The United Nations' International Court of Justice on Monday ordered Japan to stop its whale hunting, dismissing the country's argument that the whaling is for scientific purposes.
"Japan shall revoke any existent authorization, permit or license granted in relation to JARPA II [research program] and refrain from granting any further permits in pursuance to the program," the International Court of Justice's Judge Peter Tomka said on Monday.
Whale hunting is forbidden worldwide after a 1986 International Whaling Commission (IWC) moratorium, but Japanese whalers still go on a hunt every year. Whale meat is available for human consumption in Japan. The Australian government challenged notion that Japan hunts whales for scientific study, which lead to Monday's ruling.
Environmentalist group Sea Shepherd, which uses direct tactics like chasing down Japanese ships in an effort to stop whalers from hunting, welcomed the court's decision.

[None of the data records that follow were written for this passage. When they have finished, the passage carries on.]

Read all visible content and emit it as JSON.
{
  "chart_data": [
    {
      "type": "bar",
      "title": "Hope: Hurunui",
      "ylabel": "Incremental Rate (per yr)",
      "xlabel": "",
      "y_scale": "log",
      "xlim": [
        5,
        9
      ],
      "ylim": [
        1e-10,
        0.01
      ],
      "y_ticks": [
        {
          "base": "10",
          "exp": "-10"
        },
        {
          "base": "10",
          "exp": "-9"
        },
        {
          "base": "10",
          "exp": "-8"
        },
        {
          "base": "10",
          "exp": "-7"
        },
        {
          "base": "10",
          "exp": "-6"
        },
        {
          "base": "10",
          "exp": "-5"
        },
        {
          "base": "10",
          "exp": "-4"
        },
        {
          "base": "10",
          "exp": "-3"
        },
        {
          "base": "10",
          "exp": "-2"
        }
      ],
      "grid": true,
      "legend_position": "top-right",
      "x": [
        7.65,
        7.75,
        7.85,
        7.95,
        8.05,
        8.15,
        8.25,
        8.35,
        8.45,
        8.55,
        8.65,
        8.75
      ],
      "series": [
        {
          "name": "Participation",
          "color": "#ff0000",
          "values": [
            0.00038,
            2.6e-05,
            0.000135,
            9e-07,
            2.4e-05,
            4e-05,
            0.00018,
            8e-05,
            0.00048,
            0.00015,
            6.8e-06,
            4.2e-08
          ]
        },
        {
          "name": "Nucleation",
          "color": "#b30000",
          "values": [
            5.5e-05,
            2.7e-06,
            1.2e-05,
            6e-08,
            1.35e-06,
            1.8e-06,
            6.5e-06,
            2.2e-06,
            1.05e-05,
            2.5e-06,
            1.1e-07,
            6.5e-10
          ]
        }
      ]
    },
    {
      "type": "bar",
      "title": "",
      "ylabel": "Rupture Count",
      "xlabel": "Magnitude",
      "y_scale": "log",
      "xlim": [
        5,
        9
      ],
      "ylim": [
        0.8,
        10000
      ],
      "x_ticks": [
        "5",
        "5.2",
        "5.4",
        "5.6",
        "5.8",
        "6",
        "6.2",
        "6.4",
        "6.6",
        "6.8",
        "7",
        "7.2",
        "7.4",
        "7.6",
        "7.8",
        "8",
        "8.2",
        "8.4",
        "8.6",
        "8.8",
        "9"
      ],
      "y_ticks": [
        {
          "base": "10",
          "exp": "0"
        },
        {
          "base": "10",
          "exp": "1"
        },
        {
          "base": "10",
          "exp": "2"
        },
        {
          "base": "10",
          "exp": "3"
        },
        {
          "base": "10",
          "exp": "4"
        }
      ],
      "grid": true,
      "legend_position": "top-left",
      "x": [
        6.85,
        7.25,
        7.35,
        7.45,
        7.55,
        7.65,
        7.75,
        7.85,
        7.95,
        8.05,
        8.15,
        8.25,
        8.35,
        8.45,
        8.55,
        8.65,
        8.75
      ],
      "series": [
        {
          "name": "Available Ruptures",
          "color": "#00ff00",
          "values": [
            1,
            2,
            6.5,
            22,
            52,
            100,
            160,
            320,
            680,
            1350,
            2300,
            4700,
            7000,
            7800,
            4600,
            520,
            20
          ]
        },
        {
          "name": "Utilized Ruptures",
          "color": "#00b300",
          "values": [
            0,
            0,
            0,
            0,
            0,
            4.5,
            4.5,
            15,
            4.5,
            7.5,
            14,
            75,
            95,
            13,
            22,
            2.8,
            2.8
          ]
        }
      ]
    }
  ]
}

“With today’s ruling, the ICJ has taken a fair and just stance on the right side of history by protecting the whales of the Southern Ocean Whale Sanctuary and the vital marine ecosystem of Antarctica, a decision that impacts the international community and future generations,” saidCaptain Alex Cornelissen of Sea Shepherd Global.
For its part, Japan said it would obey the decision, but it "regrets and is deeply disappointed" by it.